These first few plants will help find ways to make ethanol from cellulose more efficiently and cheaply, allowing the industry to continue to expand and to meet the growing consumer demand for cleaner alternative fuels. In the meantime, biotech-based improvements in producing ethanol from corn can help to meet the current rapid growth in demand for biofuel. Through advances in industrial biotechnology, ethanol yields per bushel of corn have increased 20 percent since 2000, rising from 2.5 gallons per bushel to nearly 3.0 gallons per bushel today.
On a worldwide scale, a 2007 analysis by McKinsey & Co. shows that there is enough available cellulose feedstock to replace 50 percent of transportation fuels - 360 billion gallons - by the middle of this century without impacting availability of food (http://www.mckinseyquarterly.com/).
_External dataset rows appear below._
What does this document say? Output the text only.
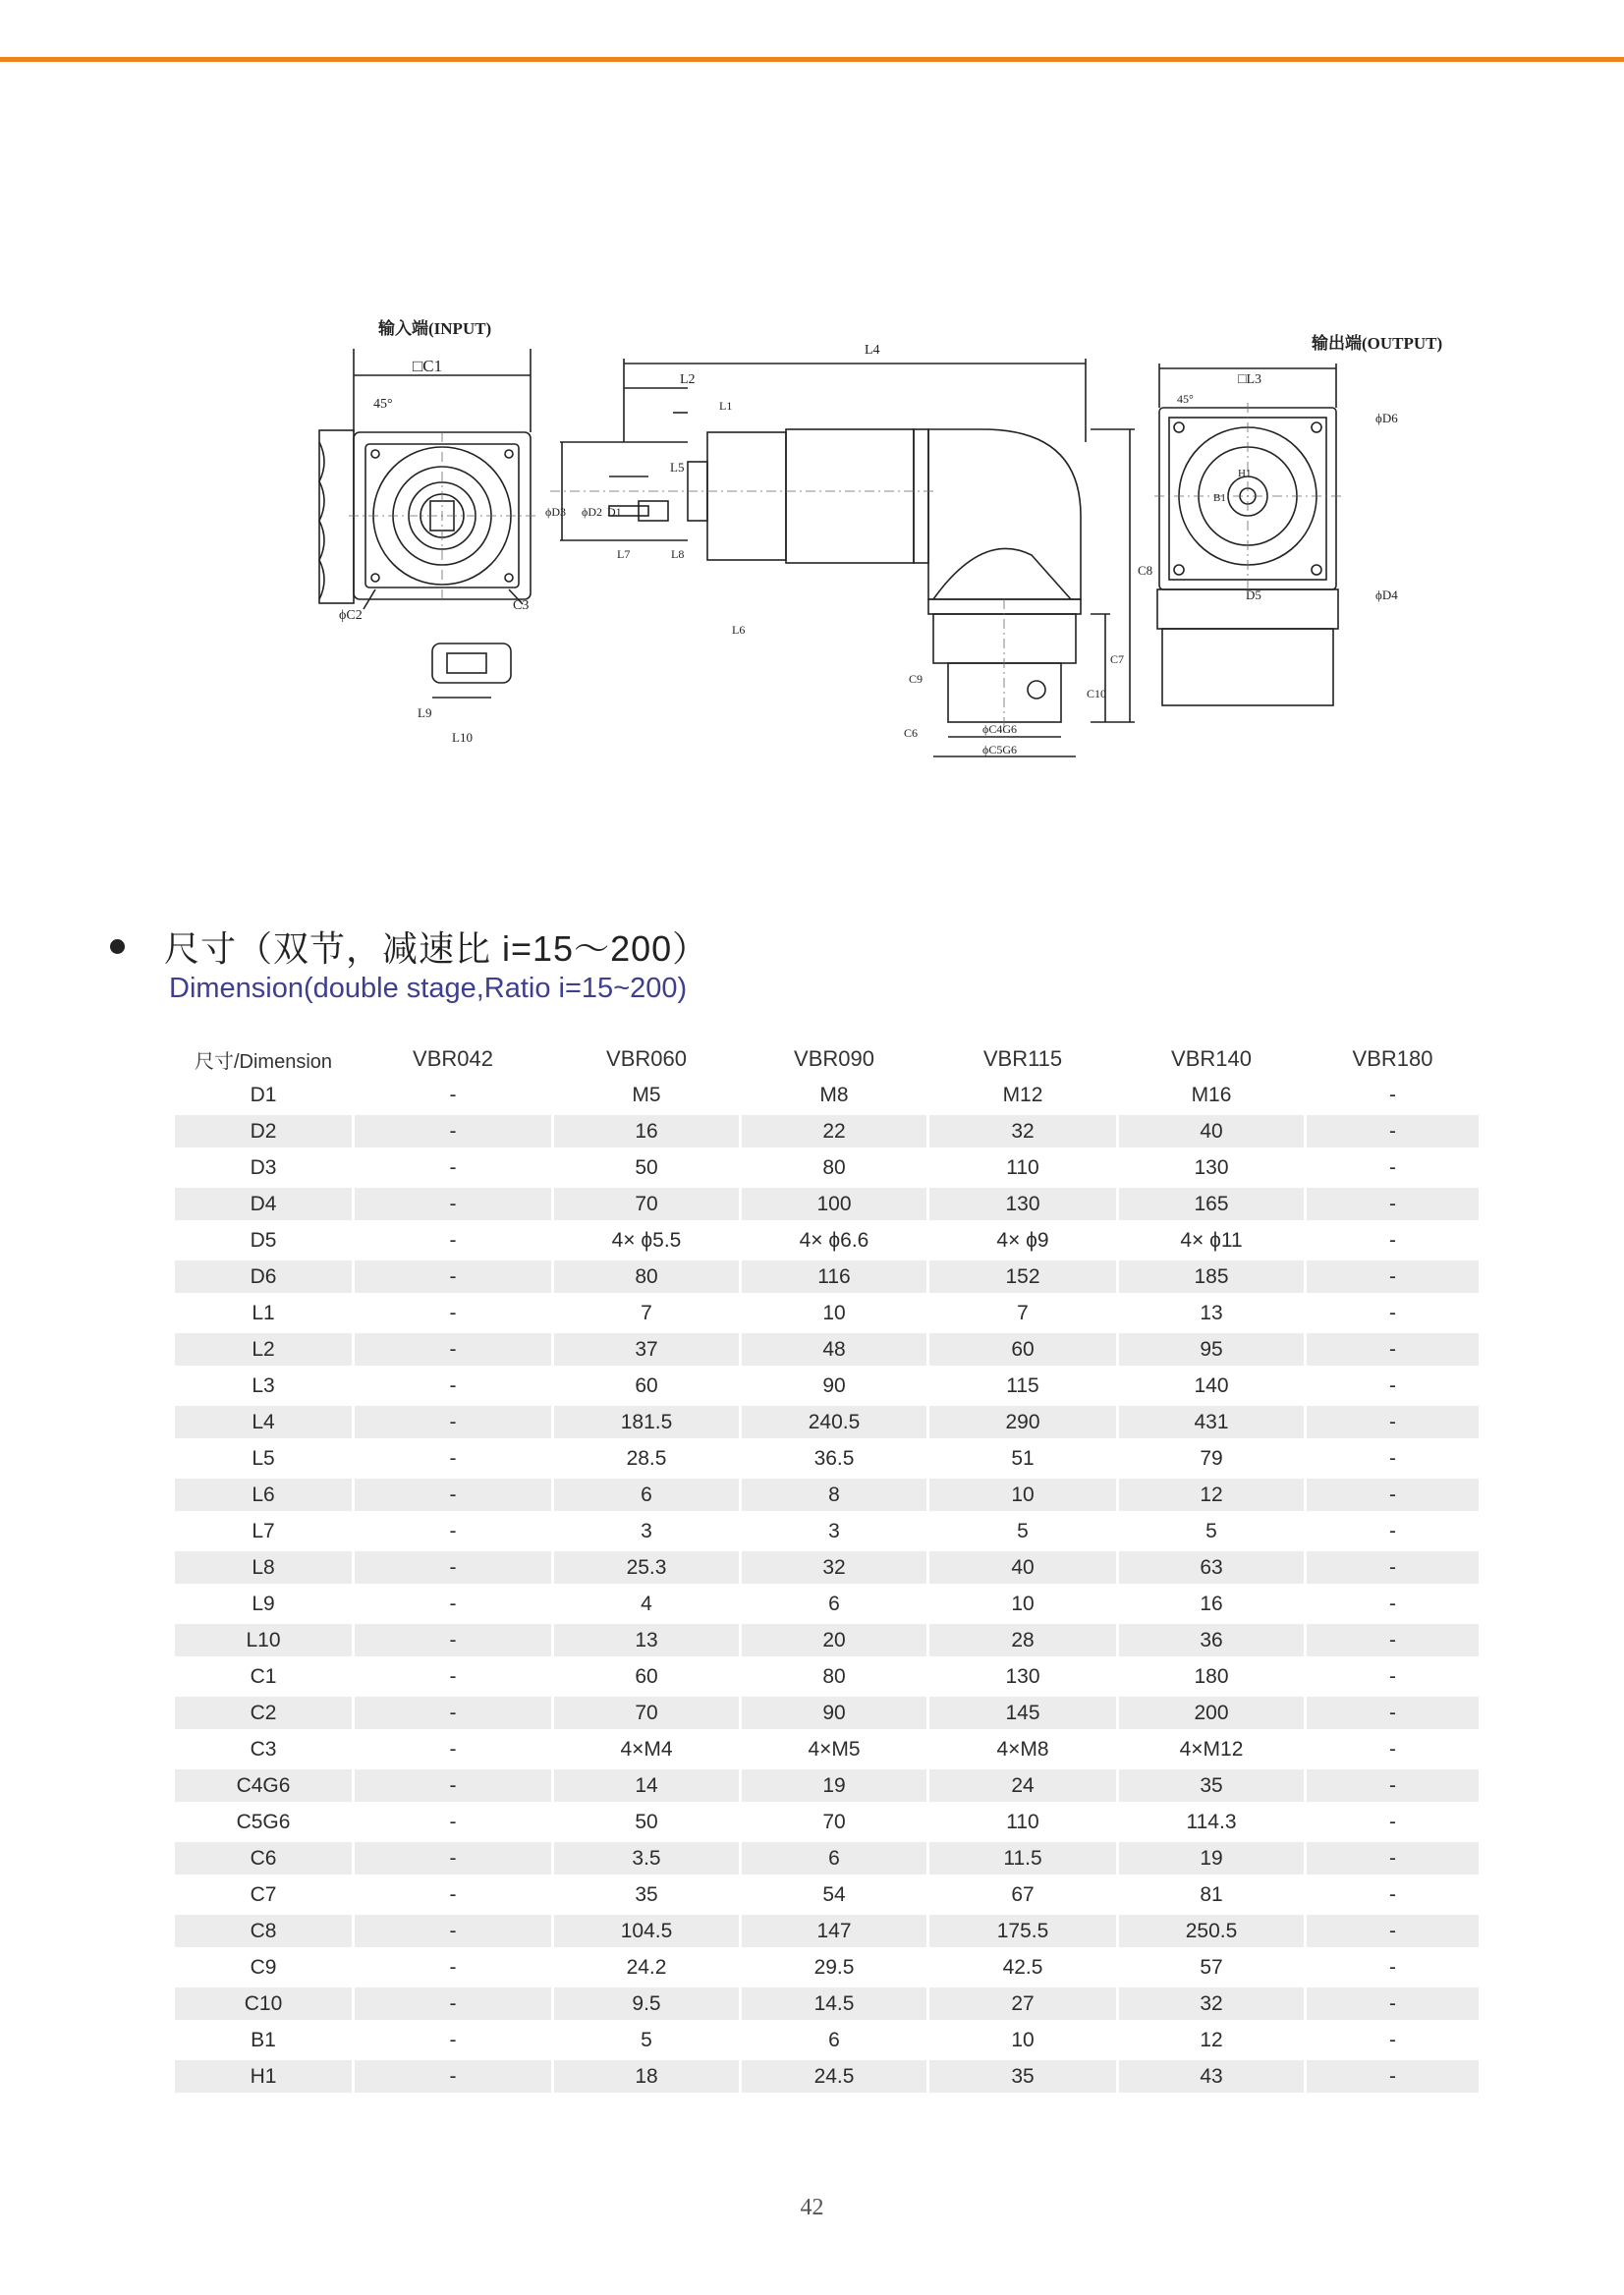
输入端(INPUT)
□C1
45°
ϕC2
C3
L4
L2
L1
L5
L7	L8
L6
ϕD3 ϕD2 D1
L9
L10
ϕC4G6
ϕC5G6
C9
C6
C8
C7
C10
输出端(OUTPUT)
□L3
45°
ϕD6
ϕD4
D5
H1
B1
尺寸（双节，减速比 i=15～200）
Dimension(double stage,Ratio i=15~200)
尺寸/Dimension	VBR042	VBR060	VBR090	VBR115	VBR140	VBR180
D1	-	M5	M8	M12	M16	-
D2	-	16	22	32	40	-
D3	-	50	80	110	130	-
D4	-	70	100	130	165	-
D5	-	4× ϕ5.5	4× ϕ6.6	4× ϕ9	4× ϕ11	-
D6	-	80	116	152	185	-
L1	-	7	10	7	13	-
L2	-	37	48	60	95	-
L3	-	60	90	115	140	-
L4	-	181.5	240.5	290	431	-
L5	-	28.5	36.5	51	79	-
L6	-	6	8	10	12	-
L7	-	3	3	5	5	-
L8	-	25.3	32	40	63	-
L9	-	4	6	10	16	-
L10	-	13	20	28	36	-
C1	-	60	80	130	180	-
C2	-	70	90	145	200	-
C3	-	4×M4	4×M5	4×M8	4×M12	-
C4G6	-	14	19	24	35	-
C5G6	-	50	70	110	114.3	-
C6	-	3.5	6	11.5	19	-
C7	-	35	54	67	81	-
C8	-	104.5	147	175.5	250.5	-
C9	-	24.2	29.5	42.5	57	-
C10	-	9.5	14.5	27	32	-
B1	-	5	6	10	12	-
H1	-	18	24.5	35	43	-
42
Meeting just 10 percent of world transportation fuel demand would replace the annual oil production for fuel of Saudi Arabia.
Mythmaker: "Three of our most fundamental needs - food, energy and a livable sustainable environment - are now in direct conflict." (David Tilman and Jason Hill, Pioneer Press, March 26, 2007)
Fact: Only 20 percent of the increase in U.S. crop productivity in the past 35 years has come from expansion of crop land. Further, biotech improvements to crop seeds have enabled farmers to adopt environmentally sensitive agricultural practices - such as no-till cultivation - that increase yields, while reducing water, fertilizer, and pesticide applications.
No-till cropping can help farmers maintain soil quality, comply with erosion guidelines, and reduce net greenhouse gas emissions, according to the report "Achieving Sustainable Production of Agricultural Biomass for Biorefinery Feedstock," published by the Biotechnology Industry Organization in November 2006 (report in PDF). The report points out, "Soil quality enhancement, runoff reduction, greenhouse gas amelioration and other environmental benefits can be achieved with careful attention to production practices."
With higher corn prices, farmers may find it profitable to adopt no-till cropping, a report from the Iowa State University CARD suggests.
Conservation tillage practices, such as no-till, reduced soil erosion by nearly 1 billion tons and saved $3.5 billion in sedimentation treatment costs in 2005, according to the Conservation Technology Information Center (http://www.conservationinformation.org/Publications/BetterSoilBetterYields.pdf). Other benefits from no-till included significant fuel savings (3.9 gallons of fuel per acre), reduced pesticide run-off (70 percent) and less water runoff (69 percent).